Shortly after the High Court’s decision now referred to as “Lloyds 3“, which considered the issue of guaranteed minimum pension (GMP) equalisation and the extent to which past transfers-out should be revisited, we published a summary of the decision and our initial reaction.

In this series of blogs, we have put under the microscope some of the key issues raised by the Lloyds 3 decision, including some of the unanswered questions and practical difficulties that trustees will face in tackling GMP equalisation issues. Because of the complexities involved, with the best will in the world the majority of trustee boards will find that it will not be practicable to fully address all the potential GMP equalisation risks facing their scheme. In this blog, we go from “microscope” to “telescope” and examine the steps trustees might consider taking to prevent this reality from interfering with their long term objectives for securing liabilities outside their scheme.

In a previous blog in this series, we highlighted that one of the key principles established by the Lloyds 3 decision is that trustees are obliged to take proactive steps and plan how they will pay any GMP equalisation top-ups owed to former members who have taken a statutory cash equivalent transfer value.

As the Lloyds 3 decision only covers the specific questions the court was asked to consider in respect of the Lloyds Bank pension schemes, there remain many unanswered questions about trustees’ GMP equalisation obligations, and it is likely that some or all of the unresolved issues will never be addressed by the courts. Even where the law is clear following the Lloyds decisions, trustees face a number of practical difficulties in complying with their GMP equalisation obligations. Whilst trustees of ongoing schemes are likely to have more leeway to adapt as industry consensus develops regarding these challenges (many of which are discussed in guidance issued by the Pensions Administration Standards Association), trustees of schemes that are approaching buy-out may not have this luxury.

Trustees will need to discuss with their advisers how some of the tricky issues can be dealt with pragmatically. We have listed below examples of some of the common issues that trustees will need to consider (although this is not an exhaustive list).

  • Gaps in historical records which make it impracticable (or impossible) to identify and address all of the top-ups that may be payable from their scheme.
  • Where the former member cannot be traced, or does not engage with the trustees.
  • Where the scheme has a complex history involving multiple mergers and restructurings, making the “in scope” member population difficult to assess.
  • As we noted in a previous blog in this series, additional difficulties arise in respect of individual non-statutory transfers, as Lloyds 3 indicates that trustees are not automatically obliged to pay top-ups in respect of these transfers, without further intervention by the courts.
  • Cases where a top-up is payable to a former member who has since died, or where there is no suitable receiving arrangement that is able and willing to receive the top-up.

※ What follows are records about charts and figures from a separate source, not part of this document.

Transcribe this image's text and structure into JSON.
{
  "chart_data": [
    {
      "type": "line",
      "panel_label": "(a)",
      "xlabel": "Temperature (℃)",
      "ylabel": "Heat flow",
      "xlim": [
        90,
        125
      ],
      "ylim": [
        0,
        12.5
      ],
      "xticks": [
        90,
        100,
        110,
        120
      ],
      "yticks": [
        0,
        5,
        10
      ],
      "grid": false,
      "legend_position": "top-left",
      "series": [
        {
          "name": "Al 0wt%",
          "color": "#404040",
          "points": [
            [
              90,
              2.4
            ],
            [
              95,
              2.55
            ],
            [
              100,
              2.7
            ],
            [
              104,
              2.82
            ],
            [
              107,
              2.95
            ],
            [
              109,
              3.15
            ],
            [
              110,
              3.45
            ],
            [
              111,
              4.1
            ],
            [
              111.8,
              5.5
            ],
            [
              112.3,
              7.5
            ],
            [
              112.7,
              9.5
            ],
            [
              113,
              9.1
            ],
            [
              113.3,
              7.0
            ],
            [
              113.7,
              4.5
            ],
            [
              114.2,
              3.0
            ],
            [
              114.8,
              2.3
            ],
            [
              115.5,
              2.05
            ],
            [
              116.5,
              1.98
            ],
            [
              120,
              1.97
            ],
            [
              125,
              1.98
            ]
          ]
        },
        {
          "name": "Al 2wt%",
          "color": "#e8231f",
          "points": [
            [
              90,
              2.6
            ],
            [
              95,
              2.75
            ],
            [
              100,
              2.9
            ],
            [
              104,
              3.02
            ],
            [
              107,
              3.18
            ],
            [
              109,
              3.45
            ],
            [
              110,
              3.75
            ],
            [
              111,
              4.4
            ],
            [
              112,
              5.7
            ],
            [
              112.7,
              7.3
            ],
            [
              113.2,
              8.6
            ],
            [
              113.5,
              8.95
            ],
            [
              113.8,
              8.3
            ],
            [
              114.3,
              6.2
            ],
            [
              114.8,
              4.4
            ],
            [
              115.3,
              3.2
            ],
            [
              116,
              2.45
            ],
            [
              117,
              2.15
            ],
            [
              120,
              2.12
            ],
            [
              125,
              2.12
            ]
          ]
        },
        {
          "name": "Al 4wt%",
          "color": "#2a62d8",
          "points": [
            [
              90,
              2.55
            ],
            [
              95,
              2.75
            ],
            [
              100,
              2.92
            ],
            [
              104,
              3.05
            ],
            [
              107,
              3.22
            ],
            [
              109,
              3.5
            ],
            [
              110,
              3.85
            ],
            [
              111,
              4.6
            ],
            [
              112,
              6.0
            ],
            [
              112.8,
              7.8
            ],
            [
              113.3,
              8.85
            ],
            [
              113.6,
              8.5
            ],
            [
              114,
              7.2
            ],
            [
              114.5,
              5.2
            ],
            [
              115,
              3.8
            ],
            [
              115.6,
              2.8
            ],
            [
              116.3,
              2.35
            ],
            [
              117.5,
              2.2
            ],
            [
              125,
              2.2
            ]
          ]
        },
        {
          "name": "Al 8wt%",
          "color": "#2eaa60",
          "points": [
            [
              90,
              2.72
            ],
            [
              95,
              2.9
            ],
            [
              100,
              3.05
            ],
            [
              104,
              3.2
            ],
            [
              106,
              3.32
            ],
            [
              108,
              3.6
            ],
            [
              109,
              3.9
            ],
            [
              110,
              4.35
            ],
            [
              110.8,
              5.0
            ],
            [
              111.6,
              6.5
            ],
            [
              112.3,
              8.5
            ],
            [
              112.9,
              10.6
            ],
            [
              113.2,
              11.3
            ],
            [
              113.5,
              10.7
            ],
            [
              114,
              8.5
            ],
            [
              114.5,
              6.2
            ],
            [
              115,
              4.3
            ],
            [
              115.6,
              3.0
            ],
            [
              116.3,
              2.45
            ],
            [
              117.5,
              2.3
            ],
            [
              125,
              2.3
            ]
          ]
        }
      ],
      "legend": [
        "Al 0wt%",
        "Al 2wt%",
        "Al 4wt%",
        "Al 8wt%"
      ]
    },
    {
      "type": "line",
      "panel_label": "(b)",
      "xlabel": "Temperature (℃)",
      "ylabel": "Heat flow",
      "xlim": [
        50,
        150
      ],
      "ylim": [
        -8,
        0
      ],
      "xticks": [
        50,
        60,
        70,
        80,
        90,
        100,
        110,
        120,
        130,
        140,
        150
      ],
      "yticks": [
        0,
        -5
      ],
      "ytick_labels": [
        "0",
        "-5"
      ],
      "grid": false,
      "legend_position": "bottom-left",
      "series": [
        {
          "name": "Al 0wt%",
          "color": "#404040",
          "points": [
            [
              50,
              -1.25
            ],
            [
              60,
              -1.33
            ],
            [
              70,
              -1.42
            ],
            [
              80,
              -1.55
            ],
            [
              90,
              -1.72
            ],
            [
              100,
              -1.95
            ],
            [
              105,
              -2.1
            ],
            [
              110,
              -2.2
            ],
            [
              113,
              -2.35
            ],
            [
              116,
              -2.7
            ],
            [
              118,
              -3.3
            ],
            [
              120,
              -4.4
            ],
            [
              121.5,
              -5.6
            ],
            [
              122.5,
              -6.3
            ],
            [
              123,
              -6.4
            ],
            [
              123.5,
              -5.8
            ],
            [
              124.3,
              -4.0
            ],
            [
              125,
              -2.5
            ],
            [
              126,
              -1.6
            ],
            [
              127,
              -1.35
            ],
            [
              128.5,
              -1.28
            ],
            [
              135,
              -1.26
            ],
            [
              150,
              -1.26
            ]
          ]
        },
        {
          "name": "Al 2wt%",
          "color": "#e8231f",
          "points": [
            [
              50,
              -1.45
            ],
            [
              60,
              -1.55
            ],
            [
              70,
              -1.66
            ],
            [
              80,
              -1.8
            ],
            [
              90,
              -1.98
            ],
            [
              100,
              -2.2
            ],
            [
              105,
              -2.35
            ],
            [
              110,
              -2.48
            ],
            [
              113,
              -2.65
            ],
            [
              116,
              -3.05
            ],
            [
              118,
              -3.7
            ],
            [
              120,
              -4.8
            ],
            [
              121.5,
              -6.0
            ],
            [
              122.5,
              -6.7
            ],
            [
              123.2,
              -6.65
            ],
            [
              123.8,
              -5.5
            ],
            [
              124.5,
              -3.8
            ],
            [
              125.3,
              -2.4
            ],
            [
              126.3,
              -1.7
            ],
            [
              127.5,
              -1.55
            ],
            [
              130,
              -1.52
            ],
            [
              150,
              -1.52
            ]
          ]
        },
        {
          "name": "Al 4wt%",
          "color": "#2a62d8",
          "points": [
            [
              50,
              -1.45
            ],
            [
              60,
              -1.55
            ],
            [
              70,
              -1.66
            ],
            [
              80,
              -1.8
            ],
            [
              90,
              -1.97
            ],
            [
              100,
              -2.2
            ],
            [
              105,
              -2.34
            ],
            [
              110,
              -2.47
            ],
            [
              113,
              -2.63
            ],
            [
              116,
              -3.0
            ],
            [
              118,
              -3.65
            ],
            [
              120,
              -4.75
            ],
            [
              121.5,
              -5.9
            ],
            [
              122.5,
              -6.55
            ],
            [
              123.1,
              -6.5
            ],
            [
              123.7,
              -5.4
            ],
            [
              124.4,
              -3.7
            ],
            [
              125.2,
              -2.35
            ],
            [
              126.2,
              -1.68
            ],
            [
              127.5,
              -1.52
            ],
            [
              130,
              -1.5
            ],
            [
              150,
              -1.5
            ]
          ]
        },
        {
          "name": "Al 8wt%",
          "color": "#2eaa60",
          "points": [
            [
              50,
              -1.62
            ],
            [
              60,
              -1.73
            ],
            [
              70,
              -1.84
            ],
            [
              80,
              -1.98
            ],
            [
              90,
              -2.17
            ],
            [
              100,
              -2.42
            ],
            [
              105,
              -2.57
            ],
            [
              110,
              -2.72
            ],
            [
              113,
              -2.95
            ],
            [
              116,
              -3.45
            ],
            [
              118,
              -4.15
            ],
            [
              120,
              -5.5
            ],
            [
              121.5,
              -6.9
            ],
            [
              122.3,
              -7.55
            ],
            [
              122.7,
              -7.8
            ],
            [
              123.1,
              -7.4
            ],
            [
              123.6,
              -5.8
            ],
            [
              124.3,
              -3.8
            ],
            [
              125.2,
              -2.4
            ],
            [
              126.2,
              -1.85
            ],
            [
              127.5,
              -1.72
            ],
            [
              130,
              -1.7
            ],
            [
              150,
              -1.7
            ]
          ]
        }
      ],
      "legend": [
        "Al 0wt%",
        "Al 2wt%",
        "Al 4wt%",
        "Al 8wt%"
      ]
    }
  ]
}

When securing benefits with an annuity provider, it seems unlikely that trustees will benefit from a statutory discharge in respect of liabilities to pay GMP equalisation top-ups that they have been unable to distribute to the relevant beneficiaries. It also seems unlikely that publishing statutory “section 27” notices will provide protection against any claims arising post-buy-out (even where the historical records are hazy), because statutory notices do not provide protection against so-called “known unknowns”.

Given the lack of statutory protection available, the insurance industry is therefore likely to play a significant role in providing protection for trustees against GMP equalisation-related claims following termination of a pension scheme. Over time, a consensus may be reached on the minimum standards that will be expected of trustees in order to obtain all-risks cover in respect of GMP equalisation, but at this point trustees’ obligations are unclear. In cases where a top-up is, or may be, due but has not been paid at the point of termination, will it be sufficient for the trustees to disclose the existence of the possible claim? Or will insurers expect them to have taken measures to arrange payment before cover will be provided?

Even in cases where the prospect of buy-out is a distant goal, when developing their GMP equalisation strategy, there are some steps trustees can take to help ensure that, when their scheme reaches buy-out, they can obtain the insurance cover they need without disproportionate cost. Bumps in the road to buy-out can be made smoother by:

  • Identifying all of the possible categories of claimant who may potentially be entitled to a GMP equalisation top-up. This includes not only current members, but former members who have taken a transfer value or full-commutation lump sum. Is the scheme liable to pay top-ups in respect of any bulk transfers paid to another pension scheme? What about GMP equalisation liabilities that the scheme has inherited as a result of historical scheme mergers?
  • Establishing what records are available in respect of the potential beneficiaries. What steps have been taken, or will be taken, to fill any data gaps?
  • Keeping accurate records of the steps taken to contact and trace beneficiaries to let them know about their entitlement.
  • Ensuring that there is an accurate paper trail setting out the methods and assumptions used to calculate and pay top-ups and to address any practical difficulties that the trustees have encountered in their GMP equalisation projects.

In practice, GMP equalisation is a project to be tackled in stages, and your advisers can help you prioritise the various work-streams. It may be tempting to address only the more straightforward issues now, but be careful not to leave the other issues in the “too difficult” pile for too long, else you might risk GMP equalisation derailing your long-term journey plan.